Diante de um barril metálico de aproximadamente um metro de altura, o senhor Francisco Chagas solta um grito de estupefação. Os instantes que se seguem são de vibração e alegria.
Tamanho júbilo tem explicação e ela começa muito antes daqueles momentos de êxtase de Francisco. Ele é um dos beneficiados pelo programa que quer tornar a Ilha do Massangano, em Petrolina, um ponto de referência na degustação de uvas e vinhos de Pernambuco.
A terra do distrito às margens do São Francisco passa pelo mesmo processo de irrigação que alterou a economia da região. A lavoura, outrora castigada pela seca do Sertão Nordestino, ganha vida e frutos ao receber as águas do rio por meio de tubulações subterrâneas. Os trabalhadores locais, por sua vez, têm o suporte do Embrapa, Empresa Brasileira de Pesquisa Agropecuária, e recebem uma nova possibilidade de captação de recursos.
Há dois anos foi implantado o projeto piloto que deixa a cargo de 12 famílias selecionadas a produção, bem como os devidos rendimentos, das videiras. Lavoura usa sistema de irrigação. (Foto: Celia Santos)
As plantações de uvas não são novidade em Petrolina desde o início do processo de irrigação, nos anos 80. Entretanto, agora o sistema começa a ser adotado também na Ilha do Massangano com base na agricultura familiar.
A comunidade tem vida simples, ruas de terra, pessoas sentadas à sombra e crianças brincando. Esse ambiente atraiu Francisco Chagas, que passou a viver na Ilha e não mais se desvencilhou. Questionado sobre o que o levara a se fixar no distrito, ele mantém o tom oblíquo: “Uma coisa muito boa, que não vai me levar”, diz e se abstém de maiores justificativas.
Francisco Chagas, 60 anos, e o aparato que o fez soltar “pinotes” de alegria. (Foto: Celia Santos)
O produtor de uvas recém-encarregado é um admirador da cultura brasileira e suas origens. Encontrou na Ilha do Massangano uma das grandes expressões artísticas nacionais, o Samba de Véio. Sempre que a roda toca, ele ensaia um passo ao longe, mas prefere manter-se como alegre expectador a ousar na dança. Reserva as paredes da sala para as demais culturas que o influenciam. São cocares e adereços indígenas, carrancas e elementos africanos, berimbaus para o cantinho da Bahia e santos nos altares, dentre os quais São Francisco.
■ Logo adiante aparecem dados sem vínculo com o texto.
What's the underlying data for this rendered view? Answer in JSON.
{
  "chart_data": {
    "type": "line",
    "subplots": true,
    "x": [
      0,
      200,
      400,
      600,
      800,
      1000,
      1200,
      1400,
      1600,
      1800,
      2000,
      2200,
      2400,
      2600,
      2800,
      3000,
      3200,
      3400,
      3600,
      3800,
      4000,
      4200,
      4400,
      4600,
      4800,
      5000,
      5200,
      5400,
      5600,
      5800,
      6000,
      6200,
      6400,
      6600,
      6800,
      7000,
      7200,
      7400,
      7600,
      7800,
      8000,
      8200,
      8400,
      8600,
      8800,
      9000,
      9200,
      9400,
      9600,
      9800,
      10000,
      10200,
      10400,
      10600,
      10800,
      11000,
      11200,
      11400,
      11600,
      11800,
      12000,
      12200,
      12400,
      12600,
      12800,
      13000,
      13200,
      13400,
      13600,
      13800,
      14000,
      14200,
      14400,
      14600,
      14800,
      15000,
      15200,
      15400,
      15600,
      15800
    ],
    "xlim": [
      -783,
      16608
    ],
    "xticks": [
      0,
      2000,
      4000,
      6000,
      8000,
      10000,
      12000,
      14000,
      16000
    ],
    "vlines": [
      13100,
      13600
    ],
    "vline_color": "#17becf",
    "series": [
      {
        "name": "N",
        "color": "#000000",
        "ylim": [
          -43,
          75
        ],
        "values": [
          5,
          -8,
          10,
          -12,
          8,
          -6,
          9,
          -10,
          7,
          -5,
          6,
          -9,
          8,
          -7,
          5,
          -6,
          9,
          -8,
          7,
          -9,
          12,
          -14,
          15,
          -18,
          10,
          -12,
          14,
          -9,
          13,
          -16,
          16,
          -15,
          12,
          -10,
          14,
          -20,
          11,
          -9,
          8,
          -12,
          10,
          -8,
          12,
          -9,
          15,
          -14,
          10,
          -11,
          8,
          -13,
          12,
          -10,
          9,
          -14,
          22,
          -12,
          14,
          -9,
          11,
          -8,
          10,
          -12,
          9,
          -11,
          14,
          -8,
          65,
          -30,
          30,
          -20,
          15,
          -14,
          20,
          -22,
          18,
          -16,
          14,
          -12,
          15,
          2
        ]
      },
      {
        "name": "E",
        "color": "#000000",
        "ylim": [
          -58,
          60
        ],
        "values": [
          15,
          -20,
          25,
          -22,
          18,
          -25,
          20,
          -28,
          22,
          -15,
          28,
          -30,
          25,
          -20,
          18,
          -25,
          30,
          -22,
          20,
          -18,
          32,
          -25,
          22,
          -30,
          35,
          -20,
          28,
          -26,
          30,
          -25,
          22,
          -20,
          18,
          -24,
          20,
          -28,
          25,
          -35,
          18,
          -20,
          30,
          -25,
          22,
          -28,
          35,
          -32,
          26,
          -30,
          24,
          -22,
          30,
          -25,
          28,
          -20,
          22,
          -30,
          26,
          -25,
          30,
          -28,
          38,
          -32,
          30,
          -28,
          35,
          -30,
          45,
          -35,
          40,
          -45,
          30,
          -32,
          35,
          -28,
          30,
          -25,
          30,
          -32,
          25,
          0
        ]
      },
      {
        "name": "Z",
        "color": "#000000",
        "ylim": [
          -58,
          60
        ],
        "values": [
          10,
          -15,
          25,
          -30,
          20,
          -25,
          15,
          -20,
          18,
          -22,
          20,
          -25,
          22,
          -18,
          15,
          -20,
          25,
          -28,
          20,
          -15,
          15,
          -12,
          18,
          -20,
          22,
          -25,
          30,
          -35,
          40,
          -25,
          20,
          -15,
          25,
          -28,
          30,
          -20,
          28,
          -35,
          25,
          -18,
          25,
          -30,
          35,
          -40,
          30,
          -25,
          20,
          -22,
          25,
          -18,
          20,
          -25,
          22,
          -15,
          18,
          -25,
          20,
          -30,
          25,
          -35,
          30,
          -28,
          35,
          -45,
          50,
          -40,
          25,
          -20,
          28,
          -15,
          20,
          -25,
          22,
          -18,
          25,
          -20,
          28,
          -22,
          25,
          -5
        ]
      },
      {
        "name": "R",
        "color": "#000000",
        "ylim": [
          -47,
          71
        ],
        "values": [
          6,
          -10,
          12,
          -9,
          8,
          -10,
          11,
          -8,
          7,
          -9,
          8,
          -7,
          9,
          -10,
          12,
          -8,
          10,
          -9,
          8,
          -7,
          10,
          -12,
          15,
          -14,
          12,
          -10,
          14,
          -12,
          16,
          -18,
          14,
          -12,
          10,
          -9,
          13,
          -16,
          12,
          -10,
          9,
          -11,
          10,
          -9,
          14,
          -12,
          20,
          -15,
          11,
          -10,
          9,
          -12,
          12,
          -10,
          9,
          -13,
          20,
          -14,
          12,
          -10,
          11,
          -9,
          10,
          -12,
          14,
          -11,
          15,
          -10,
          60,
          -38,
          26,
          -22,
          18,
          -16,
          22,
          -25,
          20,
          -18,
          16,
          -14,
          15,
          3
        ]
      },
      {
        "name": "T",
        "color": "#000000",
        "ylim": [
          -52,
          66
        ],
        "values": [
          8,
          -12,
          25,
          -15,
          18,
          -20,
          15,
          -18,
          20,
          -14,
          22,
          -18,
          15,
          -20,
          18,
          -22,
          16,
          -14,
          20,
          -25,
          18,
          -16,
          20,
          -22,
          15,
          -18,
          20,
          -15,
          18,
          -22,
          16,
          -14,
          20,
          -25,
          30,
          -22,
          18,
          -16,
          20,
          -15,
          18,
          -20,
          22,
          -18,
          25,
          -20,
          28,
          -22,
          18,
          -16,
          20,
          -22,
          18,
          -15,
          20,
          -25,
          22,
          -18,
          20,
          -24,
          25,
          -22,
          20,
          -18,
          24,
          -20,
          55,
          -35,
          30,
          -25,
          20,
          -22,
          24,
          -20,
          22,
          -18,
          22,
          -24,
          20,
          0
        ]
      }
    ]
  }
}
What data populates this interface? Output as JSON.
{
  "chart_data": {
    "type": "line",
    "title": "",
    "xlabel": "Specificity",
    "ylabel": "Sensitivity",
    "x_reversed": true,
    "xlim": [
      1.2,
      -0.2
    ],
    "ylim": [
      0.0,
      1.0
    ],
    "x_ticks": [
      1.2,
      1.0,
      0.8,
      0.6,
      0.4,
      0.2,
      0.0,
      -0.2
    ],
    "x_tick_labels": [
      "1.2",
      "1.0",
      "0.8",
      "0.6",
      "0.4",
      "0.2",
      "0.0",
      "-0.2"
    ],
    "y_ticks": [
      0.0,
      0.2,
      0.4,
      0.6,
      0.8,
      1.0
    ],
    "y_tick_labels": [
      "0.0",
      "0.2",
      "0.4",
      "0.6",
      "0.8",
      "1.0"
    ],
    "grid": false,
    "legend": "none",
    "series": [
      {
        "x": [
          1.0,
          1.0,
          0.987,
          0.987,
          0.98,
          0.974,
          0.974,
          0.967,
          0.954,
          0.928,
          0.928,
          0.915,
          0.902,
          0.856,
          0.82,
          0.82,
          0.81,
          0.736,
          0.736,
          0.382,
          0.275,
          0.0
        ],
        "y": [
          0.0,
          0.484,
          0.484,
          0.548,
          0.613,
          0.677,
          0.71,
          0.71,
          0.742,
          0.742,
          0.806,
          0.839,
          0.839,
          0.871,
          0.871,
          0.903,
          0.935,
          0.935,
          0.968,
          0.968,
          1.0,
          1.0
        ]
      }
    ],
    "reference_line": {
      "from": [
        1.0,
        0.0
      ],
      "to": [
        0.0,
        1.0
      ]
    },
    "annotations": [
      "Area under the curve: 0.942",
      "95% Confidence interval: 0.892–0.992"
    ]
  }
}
“A primeira vez que eu vi o suco dei foi um pinote de alegria. Um processo tão bobo. Achei massa” – Francisco Chagas, produtor agrícola.
As uvas são recolhidas das videiras e os baldes acomodados perto do barril metálico. Em um processo quase religioso, tamanho zelo, Francisco vai separando as frutas dos cachos e as depositando no pequeno tonel.
O aparato tem um compartimento onde é colocada a água fervendo, porém ela não entra em contato com a fruta, reservada à outra seção. É o vapor d’água o responsável por tirar o suco da uva, puro. O bagaço é recolhido posteriormente e destinado à preparação de geleia. Todos os procedimentos, inclusive receitas, foram ensinados às famílias selecionadas para o programa de implantação da agricultura familiar.
“Não pode passar dos 90 graus, se não fica caramelizada”, explica com ares de especialista embora seja a primeira vez que conduza o procedimento de preparação do suco sem auxílio dos especialistas.
Quando Francisco Chagas acionou a válvula e o líquido roxo ganhou a vasilha de vidro voltamos ao início desta narração.